Does Apple Hate Dialup Users?
Apple's Website has always been slow on dialup, but since the site redesign a couple of months ago it's been absolutely abominable. "Speed" is relative in this context, but even with my poky connection, a lot of sites load with reasonable dispatch. Not Apple's, and yesterday afternoon was something of a nadir.
Three browsers in succession, including Safari, locked up, with the spinning beachball and "not responding" showing in the Force Quit dialog. They might have eventually sorted themselves out had I waited, but I have little patience for such things, and killed them. I did eventually get on the site (with SeaMonkey) and found what I was looking for, but the whole exercise took more than 20 minutes.
It's hard not to infer that if Apple doesn't have it in for us dialup users, at least they have cast us adrift. Macs - even portable models - no longer come with internal modems. You have to cough an extra $50 bucks (Can$60.00 here in Canada, which is another rip with the Canabuck having hovered around the US$ . 95 mark for about a fiscal quarter now) for a clumsy USB modem dongle in order to use newer Macs on dialup.
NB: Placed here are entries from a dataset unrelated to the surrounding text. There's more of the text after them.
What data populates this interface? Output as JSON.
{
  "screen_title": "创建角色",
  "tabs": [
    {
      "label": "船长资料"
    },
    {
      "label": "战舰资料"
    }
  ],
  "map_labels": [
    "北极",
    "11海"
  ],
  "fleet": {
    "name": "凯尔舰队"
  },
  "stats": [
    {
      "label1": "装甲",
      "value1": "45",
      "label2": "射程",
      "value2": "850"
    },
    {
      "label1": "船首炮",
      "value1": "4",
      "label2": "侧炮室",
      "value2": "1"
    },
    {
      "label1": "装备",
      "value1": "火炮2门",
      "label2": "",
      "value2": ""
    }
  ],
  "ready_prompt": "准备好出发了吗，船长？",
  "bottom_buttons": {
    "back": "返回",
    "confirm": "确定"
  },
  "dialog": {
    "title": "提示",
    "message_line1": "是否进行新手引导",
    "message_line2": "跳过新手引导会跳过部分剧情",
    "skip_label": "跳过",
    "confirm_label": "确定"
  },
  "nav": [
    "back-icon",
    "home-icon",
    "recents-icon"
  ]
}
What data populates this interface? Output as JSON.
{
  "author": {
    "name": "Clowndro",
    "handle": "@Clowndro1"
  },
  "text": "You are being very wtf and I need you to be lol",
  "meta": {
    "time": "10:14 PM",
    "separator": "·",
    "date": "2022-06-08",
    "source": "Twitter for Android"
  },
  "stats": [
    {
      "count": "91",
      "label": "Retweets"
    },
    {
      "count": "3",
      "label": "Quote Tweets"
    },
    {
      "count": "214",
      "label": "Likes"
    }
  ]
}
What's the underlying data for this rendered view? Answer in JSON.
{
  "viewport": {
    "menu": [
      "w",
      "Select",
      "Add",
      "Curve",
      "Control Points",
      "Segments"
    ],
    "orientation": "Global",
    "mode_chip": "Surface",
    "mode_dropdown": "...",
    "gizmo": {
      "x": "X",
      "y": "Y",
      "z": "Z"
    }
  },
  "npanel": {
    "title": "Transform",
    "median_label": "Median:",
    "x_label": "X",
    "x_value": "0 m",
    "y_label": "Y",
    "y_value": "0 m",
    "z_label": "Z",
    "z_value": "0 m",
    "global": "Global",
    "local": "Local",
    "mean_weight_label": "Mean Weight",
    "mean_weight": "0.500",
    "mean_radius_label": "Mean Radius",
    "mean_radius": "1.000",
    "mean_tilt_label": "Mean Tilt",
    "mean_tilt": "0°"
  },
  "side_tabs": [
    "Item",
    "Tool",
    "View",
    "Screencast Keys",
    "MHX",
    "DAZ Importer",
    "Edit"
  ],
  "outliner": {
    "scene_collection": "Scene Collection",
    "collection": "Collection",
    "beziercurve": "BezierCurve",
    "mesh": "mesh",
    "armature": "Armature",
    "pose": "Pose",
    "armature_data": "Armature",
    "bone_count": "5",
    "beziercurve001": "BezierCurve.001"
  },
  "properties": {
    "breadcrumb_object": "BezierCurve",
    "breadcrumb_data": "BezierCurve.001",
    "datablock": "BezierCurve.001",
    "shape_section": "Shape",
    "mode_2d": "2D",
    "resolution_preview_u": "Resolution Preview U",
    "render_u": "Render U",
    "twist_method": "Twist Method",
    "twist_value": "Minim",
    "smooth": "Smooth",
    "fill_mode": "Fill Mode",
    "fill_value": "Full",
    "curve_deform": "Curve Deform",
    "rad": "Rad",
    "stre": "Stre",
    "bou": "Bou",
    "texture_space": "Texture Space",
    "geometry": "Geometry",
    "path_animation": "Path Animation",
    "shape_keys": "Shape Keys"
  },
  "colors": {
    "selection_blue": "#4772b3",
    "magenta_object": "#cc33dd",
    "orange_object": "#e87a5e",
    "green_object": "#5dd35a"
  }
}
The slow-as-molasses-running-uphill-in-January Website load is just another backhand.
I'm not an intentional Internet Luddite. I was the first to sign up the day dialup service arrive here back in '97, and would order broadband service in a heartbeat if it was available here, but it isn't and won't be until at least late 2009, if current projections hold. Yes, you can get satellite Internet, but the cheapest deal I costed out worked out to a bottom line of more than $3,000 over a two year contract, locked in with a punishing penalty for early cancellation. Plus I would still need dialup service for weather-related satellite outages. I just can't afford or justify it.
And according to the Nova Scotia government, a lot of us in this province are in the same boat - 22 per cent of Nova Scotians don’t have access to broadband. That’s 200,000 people or 93,500 households, and 5,600 businesses. OK, we're a small province, with a total population under 1 million, but broadband Internet is a virtual necessity these days if you're in business.
However, Website designers might spare a bit of compassion for those of us who still live on the disadvantaged side of the digital divide for a little while longer. It's not an inconsequential market. US broadband penetration broke 80% in February 2007, with dialup users connecting at 56Kbps or less now comprising 19.84% of active Internet users in the US, but that's still an awful whack of users.